Just Create


This essay’s contents were inspired by Michael Kimmelman’s The Accidental Masterpiece, Friedrich Nietzsche’s Thus Spoke Zarathustra, and personal reflections on what leads to joy, excitement, and fulfillment in life.

This essay is a continuation of Musings on the Mission.

October 2023

Life is art. More specifically, life is creation. But creation is art, and art is creation. Mortal humanity must necessarily be innately tied to creation, as our life has to have come into being, necessitating creation. If a life well-lived is a life pursuing one’s purpose, then the life well-lived must be the life of creation: creating sculptures, companies, music, furniture, and new life. Creation is at the center of our being. It is through creation that one becomes larger than one’s self and pursues the calling of human life on Earth.

One’s creation inevitably surpasses one’s self. It is through the act of creation that humans can become greater than themselves; it is through the act of creation that humans can achieve the ubermensch or overman that Nietzsche implores humanity to strive toward in his Thus Spoke Zarathustra. Creation allows humans to become more like God, who, in every faith, is a creator force. To create is at the base of our existence; we are born out of creation and into creation. We are made from creators, a Creator, and are meant to continue to create. It is through this connection among creation, God, and humanity that humans see that which must be done: to create. It is the only way forward.

Life is wasted when it is spent solely serving or maintaining the creation of another instead of creating something new. This is why humans, potentially innately connected with the creative power beyond (or God) find indescribable pleasure in the creation of art. Art is inherently an act of creation and a way to echo the creative power from beyond into a form digestible for ourselves and our fellow humans. Art inevitably presses beyond the status quo: once something is created, the world is never the same.

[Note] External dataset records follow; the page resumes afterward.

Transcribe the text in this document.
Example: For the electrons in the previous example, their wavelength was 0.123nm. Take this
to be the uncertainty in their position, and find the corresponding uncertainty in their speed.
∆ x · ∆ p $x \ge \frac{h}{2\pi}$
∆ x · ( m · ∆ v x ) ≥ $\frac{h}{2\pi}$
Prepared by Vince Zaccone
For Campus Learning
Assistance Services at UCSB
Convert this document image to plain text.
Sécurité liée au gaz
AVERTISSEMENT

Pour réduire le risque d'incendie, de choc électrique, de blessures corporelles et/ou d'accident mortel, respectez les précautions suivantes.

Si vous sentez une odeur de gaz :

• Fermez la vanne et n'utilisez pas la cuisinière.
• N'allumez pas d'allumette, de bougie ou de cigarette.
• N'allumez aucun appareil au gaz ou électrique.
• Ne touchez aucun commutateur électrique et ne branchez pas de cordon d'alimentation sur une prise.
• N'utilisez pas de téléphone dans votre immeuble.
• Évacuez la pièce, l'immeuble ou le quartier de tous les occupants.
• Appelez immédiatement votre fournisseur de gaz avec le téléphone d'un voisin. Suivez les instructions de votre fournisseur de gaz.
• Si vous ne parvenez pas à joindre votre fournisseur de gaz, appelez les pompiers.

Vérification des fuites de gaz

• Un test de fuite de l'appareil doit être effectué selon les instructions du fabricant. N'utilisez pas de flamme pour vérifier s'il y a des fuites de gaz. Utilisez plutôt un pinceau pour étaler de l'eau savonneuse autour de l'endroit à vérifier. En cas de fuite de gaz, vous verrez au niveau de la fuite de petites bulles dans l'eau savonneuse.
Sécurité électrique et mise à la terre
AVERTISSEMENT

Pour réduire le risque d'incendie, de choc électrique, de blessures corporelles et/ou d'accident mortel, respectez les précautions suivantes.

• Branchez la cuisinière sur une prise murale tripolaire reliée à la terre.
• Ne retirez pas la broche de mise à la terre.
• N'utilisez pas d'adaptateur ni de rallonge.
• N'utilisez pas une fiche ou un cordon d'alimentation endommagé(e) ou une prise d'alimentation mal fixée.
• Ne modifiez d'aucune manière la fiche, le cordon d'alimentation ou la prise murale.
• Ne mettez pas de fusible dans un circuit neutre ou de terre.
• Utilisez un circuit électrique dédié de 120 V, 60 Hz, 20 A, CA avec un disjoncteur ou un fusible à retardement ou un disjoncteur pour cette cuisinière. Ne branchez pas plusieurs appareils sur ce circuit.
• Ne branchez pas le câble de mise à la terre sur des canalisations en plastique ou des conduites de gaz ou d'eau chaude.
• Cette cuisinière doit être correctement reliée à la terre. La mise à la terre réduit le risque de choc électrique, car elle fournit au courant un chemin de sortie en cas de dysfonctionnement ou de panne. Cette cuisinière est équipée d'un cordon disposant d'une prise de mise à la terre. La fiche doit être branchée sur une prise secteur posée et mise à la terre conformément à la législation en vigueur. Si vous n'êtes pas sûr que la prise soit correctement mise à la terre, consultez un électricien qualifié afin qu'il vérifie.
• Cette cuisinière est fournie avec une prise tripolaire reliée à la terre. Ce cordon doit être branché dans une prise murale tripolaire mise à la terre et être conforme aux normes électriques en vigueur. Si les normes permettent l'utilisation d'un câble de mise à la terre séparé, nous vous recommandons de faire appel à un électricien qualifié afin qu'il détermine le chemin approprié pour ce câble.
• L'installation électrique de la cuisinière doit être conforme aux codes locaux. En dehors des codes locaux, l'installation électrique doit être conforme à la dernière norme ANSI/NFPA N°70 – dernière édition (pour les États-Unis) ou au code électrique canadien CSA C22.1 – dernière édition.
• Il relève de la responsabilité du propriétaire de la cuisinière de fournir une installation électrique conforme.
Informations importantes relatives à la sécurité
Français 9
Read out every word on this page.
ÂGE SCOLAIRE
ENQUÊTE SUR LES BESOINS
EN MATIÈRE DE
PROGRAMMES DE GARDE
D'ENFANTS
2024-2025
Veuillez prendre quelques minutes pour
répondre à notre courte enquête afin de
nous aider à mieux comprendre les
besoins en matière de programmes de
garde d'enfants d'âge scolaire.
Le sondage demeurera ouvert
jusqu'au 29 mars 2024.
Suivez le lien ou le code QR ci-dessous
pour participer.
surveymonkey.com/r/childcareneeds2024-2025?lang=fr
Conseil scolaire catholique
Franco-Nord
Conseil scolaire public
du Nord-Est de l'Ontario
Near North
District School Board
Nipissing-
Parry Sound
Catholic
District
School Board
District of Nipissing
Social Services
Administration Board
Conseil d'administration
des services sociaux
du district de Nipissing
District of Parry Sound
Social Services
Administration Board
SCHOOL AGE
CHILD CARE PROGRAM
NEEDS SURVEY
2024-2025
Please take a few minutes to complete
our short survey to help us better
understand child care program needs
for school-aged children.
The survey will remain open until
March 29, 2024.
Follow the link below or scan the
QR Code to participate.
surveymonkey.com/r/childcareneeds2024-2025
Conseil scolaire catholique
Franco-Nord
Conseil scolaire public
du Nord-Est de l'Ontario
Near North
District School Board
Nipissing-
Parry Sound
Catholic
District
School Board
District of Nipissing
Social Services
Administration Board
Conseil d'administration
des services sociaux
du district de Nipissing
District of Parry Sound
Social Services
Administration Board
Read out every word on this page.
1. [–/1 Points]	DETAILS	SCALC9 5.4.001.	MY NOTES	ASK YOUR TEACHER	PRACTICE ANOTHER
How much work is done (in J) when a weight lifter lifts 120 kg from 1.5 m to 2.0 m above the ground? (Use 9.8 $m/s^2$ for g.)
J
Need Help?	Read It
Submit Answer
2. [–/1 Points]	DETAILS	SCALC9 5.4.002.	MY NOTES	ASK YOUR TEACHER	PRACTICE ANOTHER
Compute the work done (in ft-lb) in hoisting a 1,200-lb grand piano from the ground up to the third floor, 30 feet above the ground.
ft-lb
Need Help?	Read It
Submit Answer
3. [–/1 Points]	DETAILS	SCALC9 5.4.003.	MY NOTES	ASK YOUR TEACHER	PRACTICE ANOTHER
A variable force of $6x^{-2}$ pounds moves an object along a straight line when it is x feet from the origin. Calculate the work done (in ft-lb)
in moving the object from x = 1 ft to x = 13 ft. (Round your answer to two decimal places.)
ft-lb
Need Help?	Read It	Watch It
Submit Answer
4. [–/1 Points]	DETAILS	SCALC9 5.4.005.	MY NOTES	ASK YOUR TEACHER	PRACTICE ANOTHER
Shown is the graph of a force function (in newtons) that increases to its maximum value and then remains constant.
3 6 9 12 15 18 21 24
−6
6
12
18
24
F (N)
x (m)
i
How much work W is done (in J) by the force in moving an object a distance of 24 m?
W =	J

So why not create? It is a comfortable numb to exist under the creation of another, to rest behind another’s risk that has achieved acceptance in the world. And creation constantly involves the risk of failure: technical failure when the creation does not function as it is meant to, external failure when the creation does not achieve acceptance or when others shame the finished creation, and internal failure when the creation is displeasing to one’s self. But the real thrill of life is creating: creating things, concepts, and ideas of one’s own and allowing those creations to grow and exist beyond one’s self.

Seeking excitement in life is seeking life. To fall to boredom out of fear of failure or fear or rejection is to throw life out entirely. If one takes this path of pernicious fear, Nietzsche’s caustic quote that “The best of all things is…not to be born, not to be, to be nothing” becomes too cogent. By not creating, one throws out life with suffering. To live is to strive and to suffer. To create is to beget new life. Suffering and creation must be linked, but it is the pursuit of this connection that brings true life to life. Just create.